It can challenge them. It can draw the great out of them.
But beat them? No way.
"There's no shame in that," Jazz coach Quin Snyder said afterward.
Let's do away with any pretense.
The Jazz lost with honor. They tried. They didn't necessarily play their best — they shot a mere 39 percent — but what's wrong with losing if the other guys are superior?
In a playoff series that had leaned only one way to this juncture, at least the thing leaned both ways here. This is what playoff basketball should be. It was a bareknuckled fight on the floor, the crowd in the stands sucking in and blowing out with every possession, the lead on the board being swapped throughout the second half. Aesthetics may have been in short supply on occasion, but intensity was as long as the night.
In a matchup in which the Jazz have few advantages, they had one this time, an advantage — home court — that couldn't sustain them — when You-Know-Who and You-Know-Who pulled their team out of the fire.
And anyone who saw it was fully aware — there was a fire burning, when the Jazz led by nine points in the second half.
And then …
Well.
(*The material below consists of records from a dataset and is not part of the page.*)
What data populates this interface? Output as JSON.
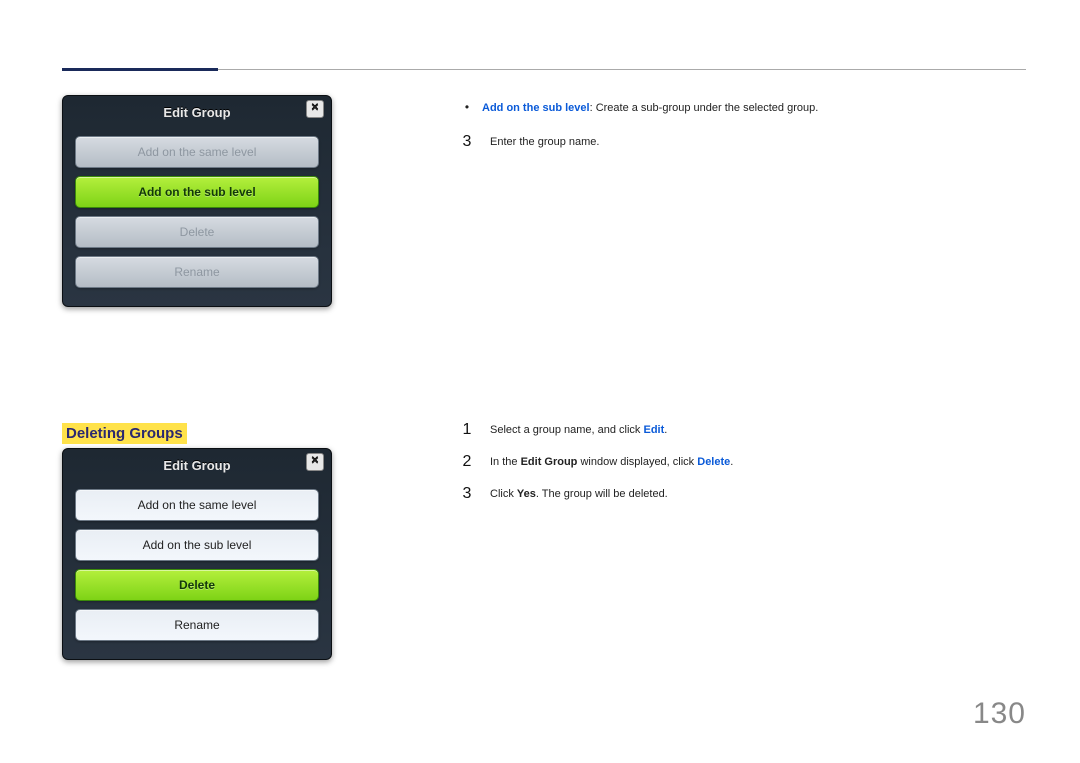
{
  "pageNumber": "130",
  "dialog1": {
    "title": "Edit Group",
    "closeGlyph": "✕",
    "optSameLevel": "Add on the same level",
    "optSubLevel": "Add on the sub level",
    "optDelete": "Delete",
    "optRename": "Rename"
  },
  "dialog2": {
    "title": "Edit Group",
    "closeGlyph": "✕",
    "optSameLevel": "Add on the same level",
    "optSubLevel": "Add on the sub level",
    "optDelete": "Delete",
    "optRename": "Rename"
  },
  "section1": {
    "bulletDot": "•",
    "bulletBold": "Add on the sub level",
    "bulletRest": ": Create a sub-group under the selected group.",
    "step3num": "3",
    "step3text": "Enter the group name."
  },
  "heading2": "Deleting Groups",
  "section2": {
    "step1num": "1",
    "step1a": "Select a group name, and click ",
    "step1b": "Edit",
    "step1c": ".",
    "step2num": "2",
    "step2a": "In the ",
    "step2b": "Edit Group",
    "step2c": " window displayed, click ",
    "step2d": "Delete",
    "step2e": ".",
    "step3num": "3",
    "step3a": "Click ",
    "step3b": "Yes",
    "step3c": ". The group will be deleted."
  }
}
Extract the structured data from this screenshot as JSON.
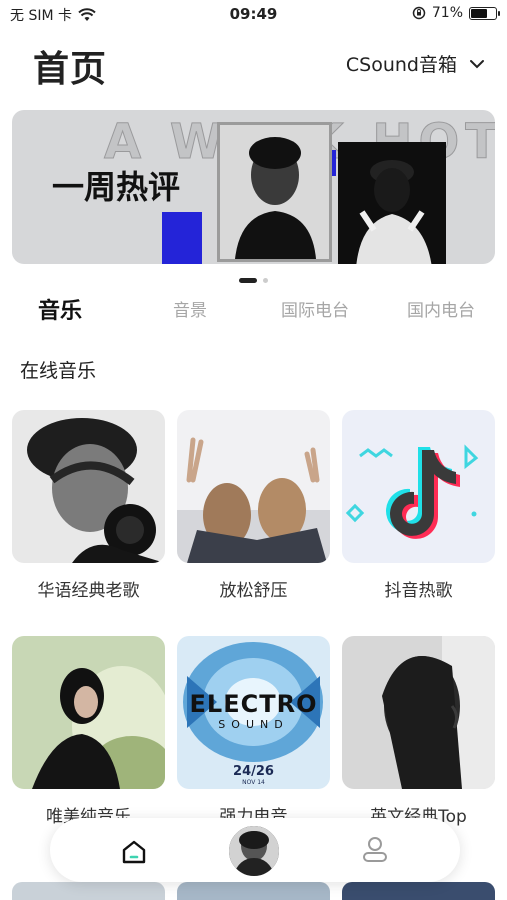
{
  "status_bar": {
    "carrier": "无 SIM 卡",
    "time": "09:49",
    "battery": "71%",
    "battery_level": 0.71
  },
  "header": {
    "title": "首页",
    "device": "CSound音箱"
  },
  "banner": {
    "title": "一周热评",
    "bg_text": "A WEEK HOT",
    "slides": 2,
    "active_slide": 0
  },
  "tabs": [
    {
      "label": "音乐",
      "active": true
    },
    {
      "label": "音景",
      "active": false
    },
    {
      "label": "国际电台",
      "active": false
    },
    {
      "label": "国内电台",
      "active": false
    }
  ],
  "section": {
    "title": "在线音乐"
  },
  "cards": [
    {
      "label": "华语经典老歌",
      "icon": "headphones-man-photo"
    },
    {
      "label": "放松舒压",
      "icon": "friends-peace-photo"
    },
    {
      "label": "抖音热歌",
      "icon": "tiktok-icon"
    },
    {
      "label": "唯美纯音乐",
      "icon": "woman-smoke-photo"
    },
    {
      "label": "强力电音",
      "icon": "electro-sound-poster",
      "poster_title": "ELECTRO",
      "poster_sub": "SOUND",
      "poster_date": "24/26",
      "poster_month": "NOV 14"
    },
    {
      "label": "英文经典Top",
      "icon": "woman-silhouette-photo"
    }
  ],
  "bottom_nav": {
    "home": "home-icon",
    "player": "now-playing-avatar",
    "profile": "user-icon"
  },
  "colors": {
    "accent": "#7fe3c8",
    "banner_blue": "#2424d8"
  }
}
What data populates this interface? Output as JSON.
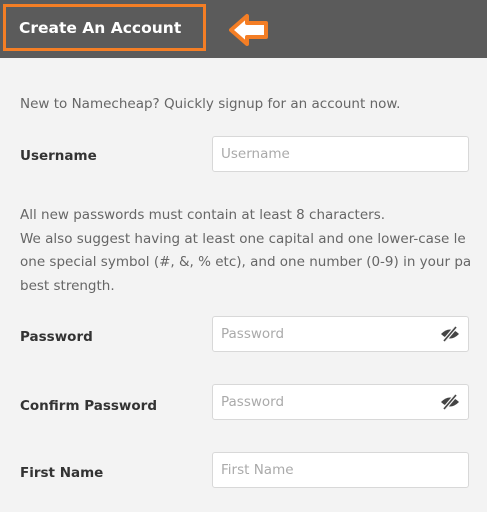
{
  "header": {
    "title": "Create An Account",
    "accent_color": "#f47e25",
    "bar_color": "#5b5b5b",
    "arrow_icon": "left-arrow-icon"
  },
  "intro_text": "New to Namecheap? Quickly signup for an account now.",
  "username": {
    "label": "Username",
    "placeholder": "Username",
    "value": ""
  },
  "password_help": [
    "All new passwords must contain at least 8 characters.",
    "We also suggest having at least one capital and one lower-case le",
    "one special symbol (#, &, % etc), and one number (0-9) in your pa",
    "best strength."
  ],
  "password": {
    "label": "Password",
    "placeholder": "Password",
    "value": "",
    "toggle_icon": "eye-slash-icon"
  },
  "confirm_password": {
    "label": "Confirm Password",
    "placeholder": "Password",
    "value": "",
    "toggle_icon": "eye-slash-icon"
  },
  "first_name": {
    "label": "First Name",
    "placeholder": "First Name",
    "value": ""
  }
}
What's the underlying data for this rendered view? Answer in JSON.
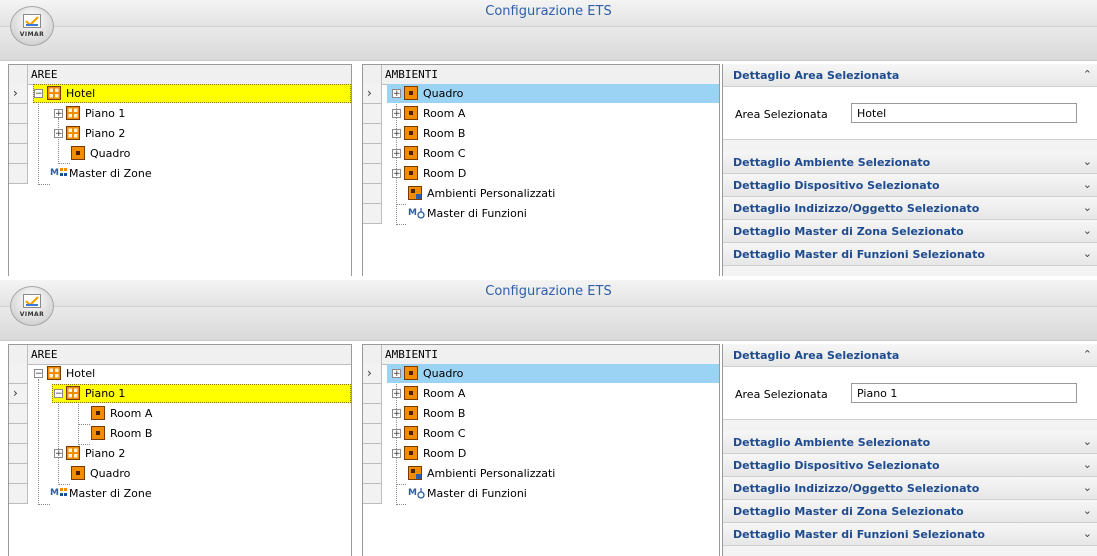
{
  "app_title": "Configurazione ETS",
  "logo_text": "VIMAR",
  "panels": {
    "areas_header": "AREE",
    "rooms_header": "AMBIENTI"
  },
  "screen1": {
    "areas": [
      "Hotel",
      "Piano 1",
      "Piano 2",
      "Quadro",
      "Master di Zone"
    ],
    "rooms": [
      "Quadro",
      "Room A",
      "Room B",
      "Room C",
      "Room D",
      "Ambienti Personalizzati",
      "Master di Funzioni"
    ],
    "field_label": "Area Selezionata",
    "field_value": "Hotel"
  },
  "screen2": {
    "areas": [
      "Hotel",
      "Piano 1",
      "Room A",
      "Room B",
      "Piano 2",
      "Quadro",
      "Master di Zone"
    ],
    "rooms": [
      "Quadro",
      "Room A",
      "Room B",
      "Room C",
      "Room D",
      "Ambienti Personalizzati",
      "Master di Funzioni"
    ],
    "field_label": "Area Selezionata",
    "field_value": "Piano 1"
  },
  "sections": [
    "Dettaglio Area Selezionata",
    "Dettaglio Ambiente Selezionato",
    "Dettaglio Dispositivo Selezionato",
    "Dettaglio Indizizzo/Oggetto Selezionato",
    "Dettaglio Master di Zona Selezionato",
    "Dettaglio Master di Funzioni Selezionato"
  ],
  "colors": {
    "title": "#2f5ea7",
    "section_label": "#1f4b8f",
    "selection_yellow": "#ffff00",
    "selection_blue": "#9bd3f5",
    "area_icon": "#f28c00",
    "area_icon_dark": "#7a3b00"
  },
  "icons": [
    "area-group-icon",
    "room-icon",
    "custom-room-icon",
    "master-zone-icon",
    "master-function-icon",
    "expand-icon",
    "collapse-icon",
    "row-selector-arrow-icon",
    "chevron-up-icon",
    "chevron-down-icon"
  ]
}
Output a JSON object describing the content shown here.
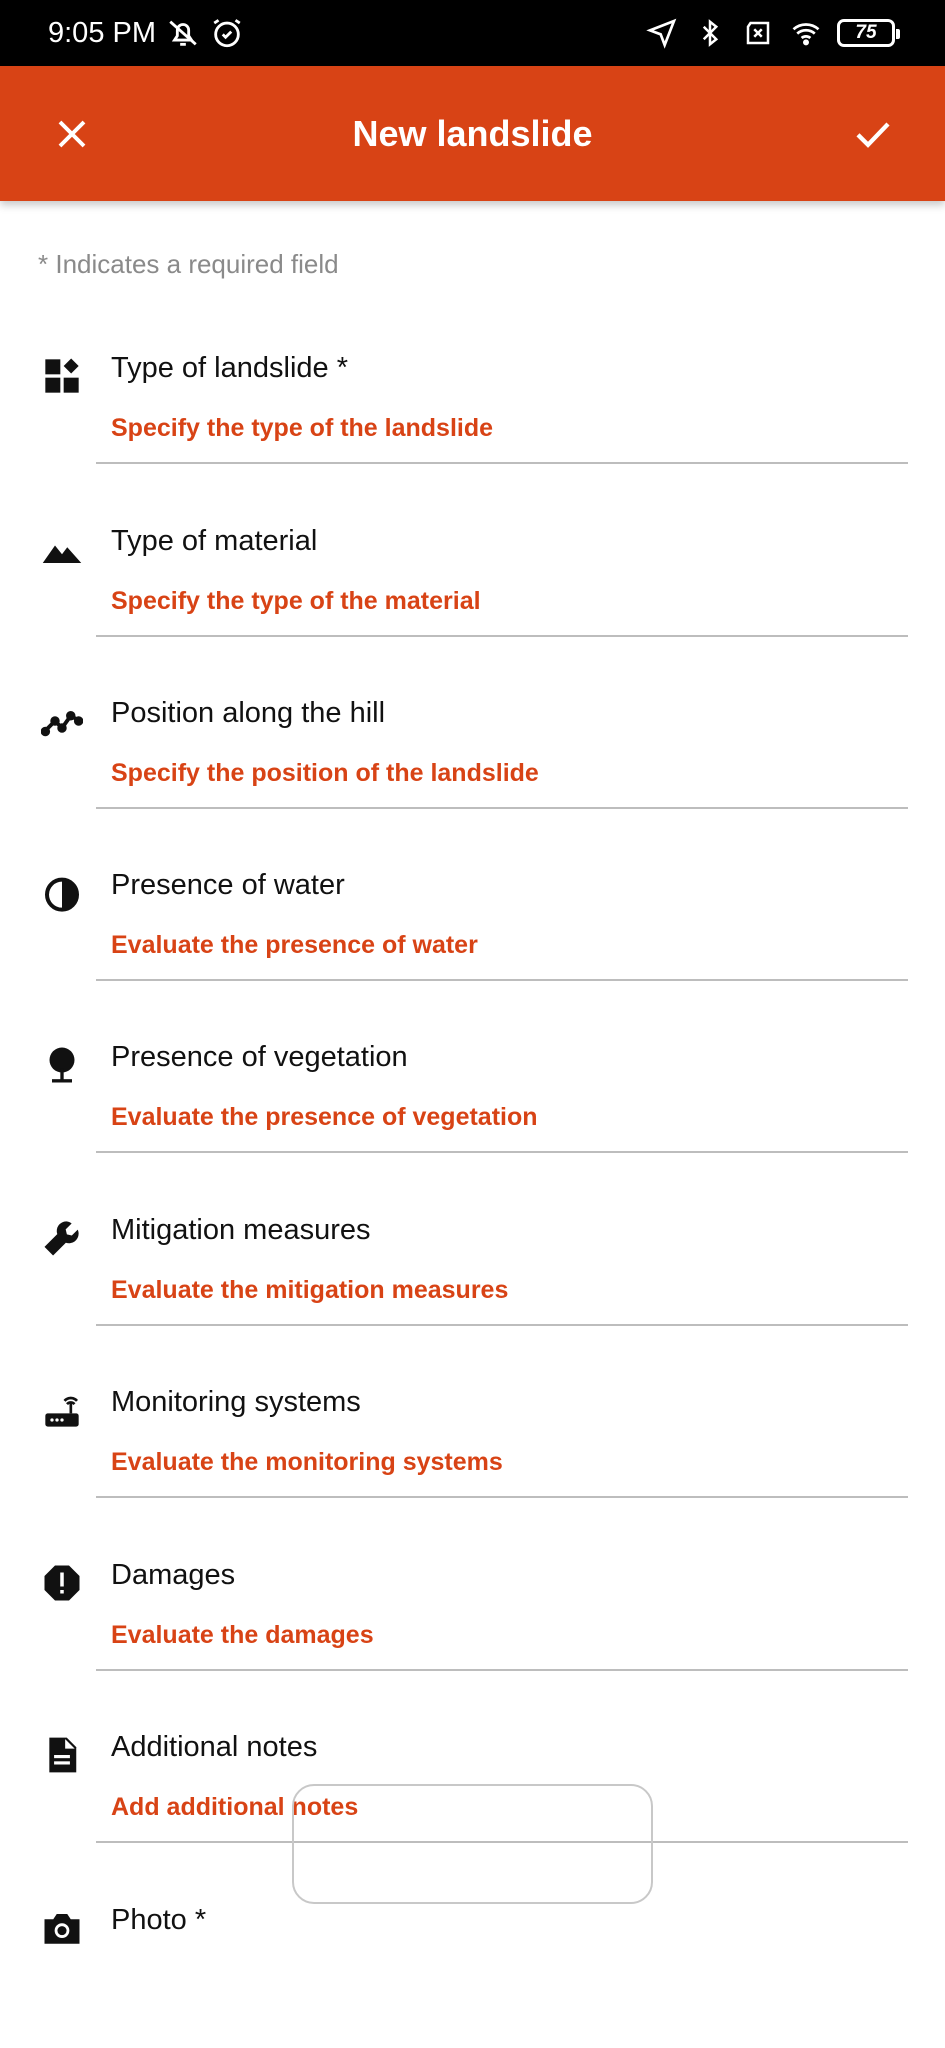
{
  "status_bar": {
    "time": "9:05 PM",
    "battery": "75",
    "icons": [
      "mute-icon",
      "alarm-icon",
      "location-icon",
      "bluetooth-icon",
      "sim-off-icon",
      "wifi-icon",
      "battery-icon"
    ]
  },
  "app_bar": {
    "title": "New landslide",
    "close_icon": "close-icon",
    "confirm_icon": "check-icon",
    "color": "#d84315"
  },
  "form": {
    "required_hint": "* Indicates a required field",
    "accent_color": "#d84315",
    "fields": [
      {
        "label": "Type of landslide *",
        "placeholder": "Specify the type of the landslide",
        "icon": "widgets-icon"
      },
      {
        "label": "Type of material",
        "placeholder": "Specify the type of the material",
        "icon": "terrain-icon"
      },
      {
        "label": "Position along the hill",
        "placeholder": "Specify the position of the landslide",
        "icon": "trend-line-icon"
      },
      {
        "label": "Presence of water",
        "placeholder": "Evaluate the presence of water",
        "icon": "water-drop-icon"
      },
      {
        "label": "Presence of vegetation",
        "placeholder": "Evaluate the presence of vegetation",
        "icon": "tree-icon"
      },
      {
        "label": "Mitigation measures",
        "placeholder": "Evaluate the mitigation measures",
        "icon": "wrench-icon"
      },
      {
        "label": "Monitoring systems",
        "placeholder": "Evaluate the monitoring systems",
        "icon": "router-icon"
      },
      {
        "label": "Damages",
        "placeholder": "Evaluate the damages",
        "icon": "report-icon"
      },
      {
        "label": "Additional notes",
        "placeholder": "Add additional notes",
        "icon": "document-icon"
      }
    ],
    "photo": {
      "label": "Photo *",
      "icon": "camera-icon"
    }
  }
}
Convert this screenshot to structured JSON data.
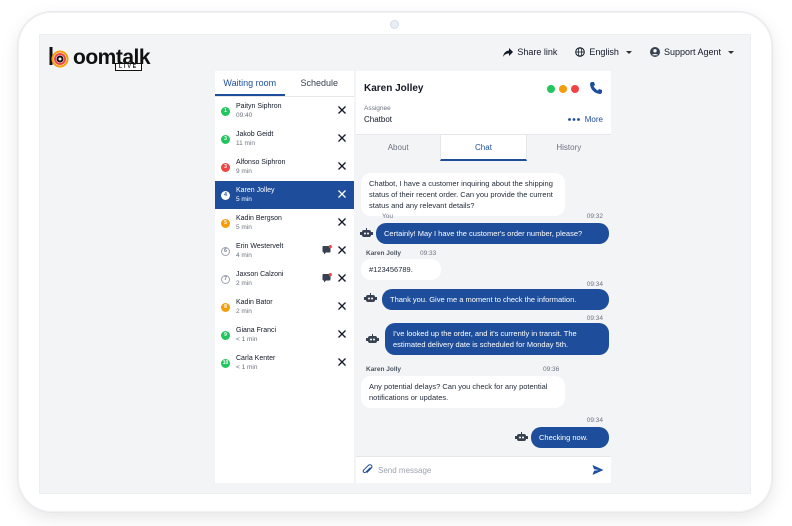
{
  "brand": {
    "logo_word": "oomtalk",
    "logo_sub": "LIVE",
    "accent": "#1e4e9b"
  },
  "header": {
    "share_label": "Share link",
    "language_label": "English",
    "agent_label": "Support Agent"
  },
  "queue": {
    "tabs": [
      {
        "label": "Waiting room",
        "active": true
      },
      {
        "label": "Schedule",
        "active": false
      }
    ],
    "items": [
      {
        "num": "1",
        "name": "Paityn Siphron",
        "time": "09:40",
        "color": "#22c55e",
        "flag": false,
        "selected": false
      },
      {
        "num": "3",
        "name": "Jakob Geidt",
        "time": "11 min",
        "color": "#22c55e",
        "flag": false,
        "selected": false
      },
      {
        "num": "3",
        "name": "Alfonso Siphron",
        "time": "9 min",
        "color": "#ef4444",
        "flag": false,
        "selected": false
      },
      {
        "num": "4",
        "name": "Karen Jolley",
        "time": "5 min",
        "color": "#ffffff",
        "flag": false,
        "selected": true
      },
      {
        "num": "5",
        "name": "Kadin Bergson",
        "time": "5 min",
        "color": "#f59e0b",
        "flag": false,
        "selected": false
      },
      {
        "num": "6",
        "name": "Erin Westervelt",
        "time": "4 min",
        "color": "#ffffff",
        "flag": true,
        "selected": false
      },
      {
        "num": "7",
        "name": "Jaxson Calzoni",
        "time": "2 min",
        "color": "#ffffff",
        "flag": true,
        "selected": false
      },
      {
        "num": "8",
        "name": "Kadin Bator",
        "time": "2 min",
        "color": "#f59e0b",
        "flag": false,
        "selected": false
      },
      {
        "num": "9",
        "name": "Giana Franci",
        "time": "< 1 min",
        "color": "#22c55e",
        "flag": false,
        "selected": false
      },
      {
        "num": "10",
        "name": "Carla Kenter",
        "time": "< 1 min",
        "color": "#22c55e",
        "flag": false,
        "selected": false
      }
    ]
  },
  "contact": {
    "name": "Karen Jolley",
    "status_colors": [
      "#22c55e",
      "#f59e0b",
      "#ef4444"
    ],
    "assignee_label": "Assignee",
    "assignee_value": "Chatbot",
    "more_label": "More"
  },
  "conv_tabs": [
    {
      "label": "About",
      "active": false
    },
    {
      "label": "Chat",
      "active": true
    },
    {
      "label": "History",
      "active": false
    }
  ],
  "chat": {
    "m1": "Chatbot, I have a customer inquiring about the shipping status of their recent order. Can you provide the current status and any relevant details?",
    "m2_sender": "You",
    "m2_time": "09:32",
    "m2": "Certainly! May I have the customer's order number, please?",
    "m3_sender": "Karen Jolly",
    "m3_time": "09:33",
    "m3": "#123456789.",
    "m4_time": "09:34",
    "m4": "Thank you. Give me a moment to check the information.",
    "m5_time": "09:34",
    "m5": "I've looked up the order, and it's currently in transit. The estimated delivery date is scheduled for Monday 5th.",
    "m6_sender": "Karen Jolly",
    "m6_time": "09:36",
    "m6": "Any potential delays? Can you check for any potential notifications or updates.",
    "m7_time": "09:34",
    "m7": "Checking now."
  },
  "composer": {
    "placeholder": "Send message"
  }
}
Let's reiterate.
"You're looking at two of the best players in the game," Snyder said. "That's why that team is who they are."
Everyone had waited, wondered, wanted to see how the Jazz would respond in front of their home crowd, against an opponent that had its way with the Jazz in Oakland, never threatened, never even yielding a lead, not once.
The Jazz, then, were in bad need of some comfort, some confidence, maybe even some home cooking, in an environment that supposedly would give them at least the first two.